Accurate annotation of all protein-coding sequences (CDSs) is an essential prerequisite to fully exploit the rapidly growing repertoire of completely sequenced prokaryotic genomes. However, large discrepancies among the number of annotated CDSs, missed functional short ORFs, and overprediction of spurious ORFs represent serious limitations.
Our proteogenomics [1,2] strategy for accurate and complete genome annotation consolidates CDSs from multiple reference annotation resources, ab initio gene prediction algorithms and in silico ORFs in an integrated proteogenomics database (iPtgxDB) that covers the entire protein-coding potential of a prokaryotic genome [3].

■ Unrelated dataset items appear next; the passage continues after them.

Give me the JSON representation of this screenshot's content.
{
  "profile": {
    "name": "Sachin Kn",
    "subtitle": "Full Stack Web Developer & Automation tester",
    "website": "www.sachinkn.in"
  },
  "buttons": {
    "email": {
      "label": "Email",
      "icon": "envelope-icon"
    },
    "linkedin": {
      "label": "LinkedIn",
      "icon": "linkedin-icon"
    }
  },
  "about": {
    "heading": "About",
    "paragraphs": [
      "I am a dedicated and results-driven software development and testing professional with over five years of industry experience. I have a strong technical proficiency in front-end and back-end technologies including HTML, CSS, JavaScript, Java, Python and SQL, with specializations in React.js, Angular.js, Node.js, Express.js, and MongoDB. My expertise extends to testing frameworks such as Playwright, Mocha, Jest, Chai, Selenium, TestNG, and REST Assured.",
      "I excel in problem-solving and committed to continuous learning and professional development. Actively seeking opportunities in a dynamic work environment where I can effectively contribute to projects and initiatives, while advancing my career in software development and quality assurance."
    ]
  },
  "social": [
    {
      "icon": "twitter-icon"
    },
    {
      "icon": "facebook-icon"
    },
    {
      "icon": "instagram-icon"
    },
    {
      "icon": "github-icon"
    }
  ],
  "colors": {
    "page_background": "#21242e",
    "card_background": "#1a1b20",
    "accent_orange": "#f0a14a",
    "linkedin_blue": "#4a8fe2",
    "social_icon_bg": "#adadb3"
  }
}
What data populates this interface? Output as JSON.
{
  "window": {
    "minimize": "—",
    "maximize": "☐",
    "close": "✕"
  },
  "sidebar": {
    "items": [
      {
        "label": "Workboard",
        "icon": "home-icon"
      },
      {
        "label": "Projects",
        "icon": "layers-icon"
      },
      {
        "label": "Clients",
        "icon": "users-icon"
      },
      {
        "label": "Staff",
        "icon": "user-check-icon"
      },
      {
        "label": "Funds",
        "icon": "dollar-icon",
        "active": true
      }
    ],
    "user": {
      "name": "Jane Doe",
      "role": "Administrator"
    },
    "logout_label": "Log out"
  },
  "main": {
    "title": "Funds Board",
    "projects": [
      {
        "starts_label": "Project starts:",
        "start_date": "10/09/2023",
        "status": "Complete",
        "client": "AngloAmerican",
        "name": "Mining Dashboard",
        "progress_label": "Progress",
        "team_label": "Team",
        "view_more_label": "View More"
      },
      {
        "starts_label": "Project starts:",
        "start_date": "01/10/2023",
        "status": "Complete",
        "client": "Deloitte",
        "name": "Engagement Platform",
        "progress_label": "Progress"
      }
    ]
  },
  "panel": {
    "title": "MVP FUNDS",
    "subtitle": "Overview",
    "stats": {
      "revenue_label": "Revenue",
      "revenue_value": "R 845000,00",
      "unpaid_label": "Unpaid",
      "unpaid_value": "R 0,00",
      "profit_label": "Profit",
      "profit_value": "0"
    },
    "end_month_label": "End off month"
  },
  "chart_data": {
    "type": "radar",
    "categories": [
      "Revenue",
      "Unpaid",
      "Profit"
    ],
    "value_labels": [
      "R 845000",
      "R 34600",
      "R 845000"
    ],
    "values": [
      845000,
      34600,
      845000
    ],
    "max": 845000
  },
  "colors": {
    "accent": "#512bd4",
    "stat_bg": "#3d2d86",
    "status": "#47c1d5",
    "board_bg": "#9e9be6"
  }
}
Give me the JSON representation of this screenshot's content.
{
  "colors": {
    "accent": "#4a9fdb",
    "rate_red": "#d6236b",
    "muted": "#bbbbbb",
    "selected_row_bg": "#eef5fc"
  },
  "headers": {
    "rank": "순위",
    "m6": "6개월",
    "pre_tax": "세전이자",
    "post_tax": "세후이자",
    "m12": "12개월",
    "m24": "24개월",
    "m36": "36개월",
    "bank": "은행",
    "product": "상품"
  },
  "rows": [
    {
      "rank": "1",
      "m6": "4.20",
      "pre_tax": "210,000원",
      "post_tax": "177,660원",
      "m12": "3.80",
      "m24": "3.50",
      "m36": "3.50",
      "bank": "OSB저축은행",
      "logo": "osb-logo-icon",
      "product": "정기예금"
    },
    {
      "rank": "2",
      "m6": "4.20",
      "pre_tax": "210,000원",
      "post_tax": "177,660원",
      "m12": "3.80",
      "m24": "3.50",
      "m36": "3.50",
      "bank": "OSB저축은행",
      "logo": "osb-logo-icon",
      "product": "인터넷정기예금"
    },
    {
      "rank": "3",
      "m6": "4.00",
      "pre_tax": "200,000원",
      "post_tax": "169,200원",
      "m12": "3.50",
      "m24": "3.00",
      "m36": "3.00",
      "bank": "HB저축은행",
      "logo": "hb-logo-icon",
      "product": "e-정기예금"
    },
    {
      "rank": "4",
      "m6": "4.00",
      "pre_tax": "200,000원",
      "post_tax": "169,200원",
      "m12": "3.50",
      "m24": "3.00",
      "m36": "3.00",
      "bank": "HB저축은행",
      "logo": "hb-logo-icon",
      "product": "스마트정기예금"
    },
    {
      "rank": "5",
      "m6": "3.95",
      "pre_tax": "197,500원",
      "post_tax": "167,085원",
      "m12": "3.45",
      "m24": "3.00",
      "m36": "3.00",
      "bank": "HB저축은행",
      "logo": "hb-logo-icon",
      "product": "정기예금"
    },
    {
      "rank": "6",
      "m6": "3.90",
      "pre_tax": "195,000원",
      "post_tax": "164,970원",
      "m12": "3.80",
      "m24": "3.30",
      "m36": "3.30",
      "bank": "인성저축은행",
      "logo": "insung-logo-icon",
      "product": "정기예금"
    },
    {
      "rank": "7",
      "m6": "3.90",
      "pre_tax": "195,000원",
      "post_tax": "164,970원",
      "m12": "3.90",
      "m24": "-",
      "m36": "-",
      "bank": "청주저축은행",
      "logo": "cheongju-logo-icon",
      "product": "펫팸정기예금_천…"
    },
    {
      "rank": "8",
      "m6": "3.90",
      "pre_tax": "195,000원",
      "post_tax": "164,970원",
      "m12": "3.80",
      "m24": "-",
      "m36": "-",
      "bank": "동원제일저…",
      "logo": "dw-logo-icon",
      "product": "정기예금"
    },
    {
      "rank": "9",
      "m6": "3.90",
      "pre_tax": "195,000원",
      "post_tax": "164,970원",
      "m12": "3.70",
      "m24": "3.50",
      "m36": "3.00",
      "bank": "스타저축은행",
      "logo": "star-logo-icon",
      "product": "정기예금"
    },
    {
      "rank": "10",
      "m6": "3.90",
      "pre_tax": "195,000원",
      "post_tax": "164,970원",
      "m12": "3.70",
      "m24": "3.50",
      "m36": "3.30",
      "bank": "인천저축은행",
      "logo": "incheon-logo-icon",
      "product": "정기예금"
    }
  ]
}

iPtgxDBs address an unmet need of the research community, i.e. an open source DB that provides integrated annotations, predictions and a six-frame translation for one respective genome sequence in an easily usable format, both as a search DB (FASTA format) with informative identifiers and a GFF file that integrates all annotations and identifiers. The search DB is highly informative: by extending the PeptideClassifier concept of unambiguous peptides [4], close to 95% of the mass spectrometry-identifiable peptides imply one distinct protein, largely simplifying downstream analysis and overcoming the need to dis-entangle protein groups implied by shared peptides [5].
Using our precomputed iPtgxDBs or by generating their own, researchers can swiftly identify novel short ORFs (sORFs; [6]), start sites or wrongly annotated pseudogenes.